El público lo adoraba. Lo llamaban "El Príncipe del Piano", cautivados por su talento y la historia romántica de la mujer misteriosa a su lado. Nunca supieron mi nombre. Nunca supieron mi contribución. Y durante mucho tiempo, no me importó. Su éxito era mi éxito. Su felicidad era la mía.
-Recuerdo una vez -relaté, un dolor agudo atravesando la neblina-, estaba practicando tarde y se excedió. Colapsó. Llamé a una ambulancia, frenética. Estaba tan asustado. Seguía murmurando sobre sus manos, sus preciosas manos. Estaban aseguradas por millones, incluso entonces.
El Dr. Valenzuela escuchaba pacientemente.
-Me sostuvo la mano tan fuerte en la ambulancia -continué, con un temblor en la voz-. Me miró, realmente me miró, y dijo: "Alicia, eres mi ancla. Mi todo. No puedo hacer esto sin ti". Me prometió la eternidad. Me prometió que siempre me protegería.
Le creí. Con cada fibra de mi ser, le creí. Construiríamos una vida juntos, una sinfonía hermosa y armoniosa.
Pero entonces, los aplausos se hicieron más fuertes. Los escenarios se hicieron más grandes. El dinero fluyó. Y Erick cambió.
El punto de inflexión fue sutil, un cambio gradual. Empezó a pasar más tiempo fuera, en "negocios". Se volvió distante, distraído. Decía que era la presión, las exigencias de la fama. Lo acepté. Siempre aceptaba.
Luego vino la noche de la tormenta. El accidente de auto. Mi llamada desesperada a Erick, mi voz temblando, contándole sobre el accidente, sobre el bebé.

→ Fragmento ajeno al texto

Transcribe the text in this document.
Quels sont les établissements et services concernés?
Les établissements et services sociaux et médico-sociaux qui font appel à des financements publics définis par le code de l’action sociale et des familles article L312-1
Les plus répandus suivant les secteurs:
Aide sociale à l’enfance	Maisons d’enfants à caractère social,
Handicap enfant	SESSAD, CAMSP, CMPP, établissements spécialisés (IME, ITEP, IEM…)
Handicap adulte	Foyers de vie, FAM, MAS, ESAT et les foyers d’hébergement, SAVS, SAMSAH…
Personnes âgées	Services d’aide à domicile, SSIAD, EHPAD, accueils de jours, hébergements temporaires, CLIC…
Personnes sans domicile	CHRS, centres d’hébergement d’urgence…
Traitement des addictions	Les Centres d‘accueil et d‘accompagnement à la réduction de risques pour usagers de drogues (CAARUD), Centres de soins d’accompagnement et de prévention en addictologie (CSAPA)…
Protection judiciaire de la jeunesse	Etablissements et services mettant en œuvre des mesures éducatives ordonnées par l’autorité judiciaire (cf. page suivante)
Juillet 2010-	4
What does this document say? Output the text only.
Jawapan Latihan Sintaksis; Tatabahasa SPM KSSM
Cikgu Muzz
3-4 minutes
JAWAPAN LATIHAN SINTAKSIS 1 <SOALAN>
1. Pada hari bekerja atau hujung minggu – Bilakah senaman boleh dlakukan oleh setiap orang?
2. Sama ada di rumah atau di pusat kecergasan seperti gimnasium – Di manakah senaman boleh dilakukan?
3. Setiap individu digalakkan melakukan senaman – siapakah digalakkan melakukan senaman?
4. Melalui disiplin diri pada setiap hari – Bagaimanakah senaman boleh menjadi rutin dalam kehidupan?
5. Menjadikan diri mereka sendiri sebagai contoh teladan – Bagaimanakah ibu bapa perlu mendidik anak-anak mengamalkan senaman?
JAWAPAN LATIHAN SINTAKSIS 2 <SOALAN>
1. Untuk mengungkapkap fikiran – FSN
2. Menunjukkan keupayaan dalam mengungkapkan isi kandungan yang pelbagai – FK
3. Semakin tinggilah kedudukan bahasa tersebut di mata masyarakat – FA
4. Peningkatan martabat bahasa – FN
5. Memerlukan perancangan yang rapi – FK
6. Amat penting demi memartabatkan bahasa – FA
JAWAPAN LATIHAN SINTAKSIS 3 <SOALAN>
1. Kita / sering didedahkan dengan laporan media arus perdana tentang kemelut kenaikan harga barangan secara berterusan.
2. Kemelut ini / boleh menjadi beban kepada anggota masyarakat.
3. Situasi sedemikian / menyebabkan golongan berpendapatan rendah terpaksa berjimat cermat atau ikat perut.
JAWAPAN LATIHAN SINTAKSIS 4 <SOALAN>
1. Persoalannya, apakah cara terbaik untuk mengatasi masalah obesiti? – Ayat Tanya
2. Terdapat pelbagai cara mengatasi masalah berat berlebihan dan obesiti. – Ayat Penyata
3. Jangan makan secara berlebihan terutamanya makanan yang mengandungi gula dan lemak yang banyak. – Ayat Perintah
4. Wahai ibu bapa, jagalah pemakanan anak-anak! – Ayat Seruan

El bebé. Incluso ahora, un dolor fantasma se asentaba en mi vientre.
-Contestó -le dije al Dr. Valenzuela, mi voz un susurro hueco-. Pero no estaba solo. Escuché una voz suave y ronroneante de fondo, una risita. Era Barbie. La escuché decir: "Ay, Erick, tu esposa es tan dramática. Dile que Princesa te necesita más".
Mi sangre se había helado entonces. Él había puesto una excusa, una muy débil, sobre estar atrapado en el tráfico. Pero yo lo sabía. Tenía esa sensación repugnante en el estómago.
Más tarde, desde mi cama de hospital, había buscado. Sus redes sociales privadas, las que decía que eran solo para "amigos cercanos y familia". Había publicado una foto de una cena a la luz de las velas, brindando con champán con Barbie. La descripción decía: "Celebrando con mi verdadera musa. La inspiración detrás de todo".
Cuando finalmente me devolvió la llamada, horas después, sonaba cansado, molesto.
-Alicia, estás exagerando. Barbie es solo una colega. Estábamos discutiendo un nuevo proyecto. Sabes lo importante que es mi imagen. No puedes simplemente acusarme. -Su voz había estado cargada de una condescendencia que me erizaba la piel-. ¿Y qué es eso de un bebé? Sabes que acordamos esperar.
Recordé fingir una sonrisa, fingir creer sus mentiras. Fingir no escuchar la sutil inflexión en su voz, la forma en que se elevaba cuando pronunciaba su nombre, la posesividad que nunca había estado ahí para mí. Pero una parte de mí, una parte pequeña y obstinada, sabía la verdad.
-Solo necesitaba saber -había dicho, mi voz temblando-, que todavía estás aquí. Que estamos bien.
Él había suspirado, un sonido de profunda exasperación.
-Por supuesto, Alicia. Siempre. -Las palabras eran huecas, resonando en el espacio vacío entre nosotros.
Ahora, sentada en el consultorio del Dr. Valenzuela, el recuerdo se sentía como una herida fresca. Nunca había sido realmente mío. Había sido un espejismo, un truco cruel de una memoria dañada.
-Quiero que desaparezca -repetí, mi mirada fija en el escaneo de mi cerebro-. Cada recuerdo de él. Cada toque, cada palabra, cada mentira. Quiero que todo se borre.
El Dr. Valenzuela asintió lentamente.
-Entendido. El procedimiento está programado para el próximo martes. ¿Quiere... un último recuerdo? ¿Un último gesto antes?
Un último gesto. Un adiós final a una vida que nunca había sido verdaderamente mía. Cerré los ojos, imaginando el penthouse, el piano, los rincones tranquilos donde una vez había encontrado consuelo.
-Sí -dije finalmente-, creo que sí.
El Dr. Valenzuela confirmó los arreglos.
-Muy bien, señora Díaz. Martes será. Descanse.